Who ends up with all the presents for general case of N?
After solving these problems, I always like to look at other's solutions to learn some new tricks. One of those solutions I read through was Peter Norvig's solution here, and I noticed he mentions deleting from the list for each elf whose presents are taken is O(N^2).
Empirically this makes sense because that's basically what I did and my solution was painfully slow, but I thought that deleting from a list, assuming linked list, was O(N) (or specifically O(N) to iterate to the point of deletion, and O(1) for the actual deletion).
My knowledge here is obviously lacking and I would greatly appreciate if anybody could help me understand a bit better how this is O(N^2).

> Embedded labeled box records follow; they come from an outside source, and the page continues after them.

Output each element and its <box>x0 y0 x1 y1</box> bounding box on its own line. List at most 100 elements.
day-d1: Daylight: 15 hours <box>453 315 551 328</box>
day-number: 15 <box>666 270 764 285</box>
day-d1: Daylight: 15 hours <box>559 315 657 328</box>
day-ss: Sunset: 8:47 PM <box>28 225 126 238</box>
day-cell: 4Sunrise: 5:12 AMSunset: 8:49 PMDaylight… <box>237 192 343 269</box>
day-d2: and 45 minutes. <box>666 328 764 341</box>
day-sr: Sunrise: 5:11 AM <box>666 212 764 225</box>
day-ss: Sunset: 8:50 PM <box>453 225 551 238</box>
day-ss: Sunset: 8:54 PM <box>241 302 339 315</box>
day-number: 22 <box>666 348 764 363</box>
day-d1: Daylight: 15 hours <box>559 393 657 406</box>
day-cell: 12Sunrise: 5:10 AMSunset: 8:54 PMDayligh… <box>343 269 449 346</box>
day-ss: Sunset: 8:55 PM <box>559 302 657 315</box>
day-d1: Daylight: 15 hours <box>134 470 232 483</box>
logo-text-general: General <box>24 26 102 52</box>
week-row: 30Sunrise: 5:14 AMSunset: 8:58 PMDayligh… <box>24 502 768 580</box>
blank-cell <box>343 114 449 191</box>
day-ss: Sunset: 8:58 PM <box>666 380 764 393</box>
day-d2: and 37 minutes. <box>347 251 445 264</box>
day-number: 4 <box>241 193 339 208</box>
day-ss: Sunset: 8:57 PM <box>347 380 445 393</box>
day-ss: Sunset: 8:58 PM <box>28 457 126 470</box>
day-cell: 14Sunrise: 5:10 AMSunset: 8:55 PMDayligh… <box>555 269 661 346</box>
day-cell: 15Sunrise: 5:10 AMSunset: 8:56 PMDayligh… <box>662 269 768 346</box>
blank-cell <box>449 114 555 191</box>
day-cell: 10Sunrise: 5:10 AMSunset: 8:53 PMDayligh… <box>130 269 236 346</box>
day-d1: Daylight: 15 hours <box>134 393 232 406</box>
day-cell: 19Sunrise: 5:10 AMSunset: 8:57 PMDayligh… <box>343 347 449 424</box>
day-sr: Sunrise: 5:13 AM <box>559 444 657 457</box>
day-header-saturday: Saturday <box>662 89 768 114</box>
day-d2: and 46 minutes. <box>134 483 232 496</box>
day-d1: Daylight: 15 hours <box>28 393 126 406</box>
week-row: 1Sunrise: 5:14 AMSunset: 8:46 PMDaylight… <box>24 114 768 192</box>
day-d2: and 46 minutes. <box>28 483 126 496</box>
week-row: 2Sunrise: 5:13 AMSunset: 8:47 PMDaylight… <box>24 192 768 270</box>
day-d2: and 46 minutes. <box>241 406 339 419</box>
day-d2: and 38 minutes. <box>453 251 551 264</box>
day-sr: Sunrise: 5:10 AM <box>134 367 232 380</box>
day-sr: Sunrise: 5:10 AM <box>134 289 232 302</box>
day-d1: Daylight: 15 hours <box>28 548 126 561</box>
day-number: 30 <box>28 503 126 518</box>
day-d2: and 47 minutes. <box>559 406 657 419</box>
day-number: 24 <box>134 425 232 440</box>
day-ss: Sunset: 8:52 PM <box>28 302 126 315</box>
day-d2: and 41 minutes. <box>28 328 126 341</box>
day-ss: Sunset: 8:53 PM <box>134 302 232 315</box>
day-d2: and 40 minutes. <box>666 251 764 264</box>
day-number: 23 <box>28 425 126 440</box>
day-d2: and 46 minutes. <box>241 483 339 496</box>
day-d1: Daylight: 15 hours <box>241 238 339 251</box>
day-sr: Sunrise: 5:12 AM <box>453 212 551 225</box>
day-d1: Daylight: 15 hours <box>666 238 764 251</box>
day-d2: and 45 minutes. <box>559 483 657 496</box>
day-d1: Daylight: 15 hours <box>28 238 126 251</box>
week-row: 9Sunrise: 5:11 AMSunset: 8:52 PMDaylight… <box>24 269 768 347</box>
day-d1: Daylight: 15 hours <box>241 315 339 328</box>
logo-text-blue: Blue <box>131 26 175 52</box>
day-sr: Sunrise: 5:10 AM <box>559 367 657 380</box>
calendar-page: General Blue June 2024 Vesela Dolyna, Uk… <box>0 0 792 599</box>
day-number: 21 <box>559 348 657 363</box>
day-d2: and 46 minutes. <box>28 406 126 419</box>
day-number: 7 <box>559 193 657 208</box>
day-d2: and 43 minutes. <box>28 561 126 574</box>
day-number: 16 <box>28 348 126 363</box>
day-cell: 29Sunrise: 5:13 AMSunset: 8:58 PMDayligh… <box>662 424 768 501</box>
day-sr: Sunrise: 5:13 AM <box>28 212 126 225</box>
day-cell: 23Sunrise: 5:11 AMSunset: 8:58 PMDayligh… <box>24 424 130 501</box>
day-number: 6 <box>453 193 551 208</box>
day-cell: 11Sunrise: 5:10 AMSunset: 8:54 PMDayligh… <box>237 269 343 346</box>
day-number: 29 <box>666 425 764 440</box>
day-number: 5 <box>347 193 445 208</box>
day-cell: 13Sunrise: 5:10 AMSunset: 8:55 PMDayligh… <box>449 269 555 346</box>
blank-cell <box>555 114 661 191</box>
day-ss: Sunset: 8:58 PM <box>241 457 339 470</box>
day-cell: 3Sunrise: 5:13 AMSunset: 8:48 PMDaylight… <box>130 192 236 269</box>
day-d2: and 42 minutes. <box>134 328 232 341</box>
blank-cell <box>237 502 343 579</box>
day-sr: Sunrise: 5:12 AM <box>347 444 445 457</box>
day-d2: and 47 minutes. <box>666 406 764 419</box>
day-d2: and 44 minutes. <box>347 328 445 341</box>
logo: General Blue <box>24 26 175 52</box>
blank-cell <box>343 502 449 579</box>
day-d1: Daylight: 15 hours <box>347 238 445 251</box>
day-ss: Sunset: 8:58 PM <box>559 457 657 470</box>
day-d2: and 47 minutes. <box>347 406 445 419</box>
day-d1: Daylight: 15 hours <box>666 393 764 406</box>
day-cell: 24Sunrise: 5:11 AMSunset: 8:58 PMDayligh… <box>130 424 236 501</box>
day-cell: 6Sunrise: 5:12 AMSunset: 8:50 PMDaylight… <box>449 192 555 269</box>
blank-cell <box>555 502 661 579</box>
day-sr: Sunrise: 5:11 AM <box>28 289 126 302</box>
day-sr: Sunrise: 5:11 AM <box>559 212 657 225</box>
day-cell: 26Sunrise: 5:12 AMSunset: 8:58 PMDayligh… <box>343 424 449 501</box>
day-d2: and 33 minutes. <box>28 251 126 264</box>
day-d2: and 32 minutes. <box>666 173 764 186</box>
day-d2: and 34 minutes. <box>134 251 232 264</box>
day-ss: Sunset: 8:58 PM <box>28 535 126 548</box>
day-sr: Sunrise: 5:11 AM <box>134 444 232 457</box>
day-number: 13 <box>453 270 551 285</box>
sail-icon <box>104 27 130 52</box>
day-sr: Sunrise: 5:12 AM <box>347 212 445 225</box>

I can kind of see how it would be the case if you are deleting, and then after each deletion, trying to search from the beginning of the list again for the next elf, because in that case you have a cost of N for each deletion and N again to search for the next elf so N^2 total. What I was doing though was keeping a counter of where I was in the list, deleting an elf, and then iterating the counter to the next position. In that case I would expect to incur N cost for deletion, but not for indexing (maybe this is where I'm wrong, the indexing cost).